Maybe it’s no surprise that the simplest New Years resolution we’ll be making in 2020 is to focus on our breath. Of course, we’re already in the business of focusing on our breath, but we see it this way: as much as each new year is an opportunity to incorporate new resolutions, it’s also an opportunity to solidify ones we’ve spent the past year working on. And, being conscious of the way you breathe is an easy—yet fundamental—method for building your best self, both physically and mentally. Think of this resolution as the ground floor for all the other ones you might want to bring into 2020: when you direct attention to your breath, you’re also directing attention to your body, your mind, your emotions, and to the present moment.
So, without further ado, here are three of our favorite ways to do just that.
- Put a nose breather’s spin on your next yoga practice, and apply what you learn to any workout to follow.
Yoga is all about breathwork, the act of uniting your body’s movements with the flow of your breath. Though yoga employs different modes of breath to achieve different outcomes in the body, we love running through a full vinyasa practice breathing in and out only through our nose. We’ve noticed that this act of cycling through breath as our bodies cycle through a repeating and evolving series of movements becomes like a sort of muscle memory for us, and when we move in to more strenuous activity (or stressful activity), our bodies are able to lock back into the same deep, nourishing breathing to keep us centered.
- Start your mornings with a brief, breath-focused meditation.
Deep breathing has served as the basis of meditation for thousands of years, and even quick breathing exercises can help clear your mind of clutter and give your body a little bit of a reset. Here’s a simple way to get started:
Set a timer for five minutes, and sit comfortably with your back straight and supported. Inhale deeply though your nose for six seconds, hold for four seconds, and exhale through your nose for eight seconds. Take ten breaths this way, then allow yourself to breathe naturally, taking stock of how each breath affects your body, and how your body naturally falls into the effortless rhythm of breathing. That’s it!

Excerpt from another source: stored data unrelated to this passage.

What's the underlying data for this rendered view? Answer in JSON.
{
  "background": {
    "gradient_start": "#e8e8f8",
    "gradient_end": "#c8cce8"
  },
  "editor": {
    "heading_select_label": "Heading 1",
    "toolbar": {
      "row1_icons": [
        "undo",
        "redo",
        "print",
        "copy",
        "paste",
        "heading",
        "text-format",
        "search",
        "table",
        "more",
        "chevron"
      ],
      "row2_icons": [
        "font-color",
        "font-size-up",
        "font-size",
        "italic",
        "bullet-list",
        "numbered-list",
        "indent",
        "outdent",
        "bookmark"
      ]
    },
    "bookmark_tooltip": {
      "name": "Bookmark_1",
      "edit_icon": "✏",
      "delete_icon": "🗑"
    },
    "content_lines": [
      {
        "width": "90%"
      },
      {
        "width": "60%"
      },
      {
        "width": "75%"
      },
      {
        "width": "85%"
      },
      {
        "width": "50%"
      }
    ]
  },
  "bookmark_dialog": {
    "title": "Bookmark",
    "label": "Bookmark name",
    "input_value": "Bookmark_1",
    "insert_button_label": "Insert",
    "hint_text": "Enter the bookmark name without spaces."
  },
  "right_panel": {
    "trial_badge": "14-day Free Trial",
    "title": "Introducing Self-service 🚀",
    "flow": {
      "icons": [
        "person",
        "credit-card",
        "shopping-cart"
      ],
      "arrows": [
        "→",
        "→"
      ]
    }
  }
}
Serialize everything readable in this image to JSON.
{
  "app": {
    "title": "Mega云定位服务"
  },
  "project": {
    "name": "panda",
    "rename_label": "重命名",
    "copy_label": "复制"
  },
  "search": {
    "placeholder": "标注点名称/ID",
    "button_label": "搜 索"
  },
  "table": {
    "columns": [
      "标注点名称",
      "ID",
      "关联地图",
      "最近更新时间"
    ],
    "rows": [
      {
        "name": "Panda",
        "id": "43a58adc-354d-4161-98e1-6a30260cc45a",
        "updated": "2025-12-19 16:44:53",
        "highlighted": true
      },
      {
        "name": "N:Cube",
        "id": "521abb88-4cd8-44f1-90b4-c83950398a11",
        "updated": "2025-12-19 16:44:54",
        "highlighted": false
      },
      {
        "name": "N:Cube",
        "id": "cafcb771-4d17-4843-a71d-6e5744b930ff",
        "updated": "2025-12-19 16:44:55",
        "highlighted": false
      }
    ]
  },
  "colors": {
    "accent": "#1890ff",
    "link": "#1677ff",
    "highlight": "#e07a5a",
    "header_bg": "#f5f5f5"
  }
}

If you’re feeling more adventurous, check out our post on pranayama, or alternate nostril breathing.
- Practice visualizing your breath, and how it nourishes your body.
Another technique we snagged from our yoga studio—visualizing your breath. There are so many applications for this, but here’s a technique you might not expect from us. When you’re in the midst of a heavy workout, or if you’re new to nose breathing, you might find there are times when you might have to breathe through your mouth, even with Intake on. When you do have to switch to a few mouth breaths, try to take in air slowly, and visualize each breath as though you are taking in energy from the earth in through your mouth, and to your whole body. Imagine this air lighting up all the cells in your body as you inhale, replenishing you from the lungs outward. Though chronic mouth breathing is linked to cognitive and physical stress, we’ve found that simply remaining mindful of the breath we do take in through our mouth helps us stay mentally centered and physically energetic. It’s all about being conscious of your body, and the incredible way that it works.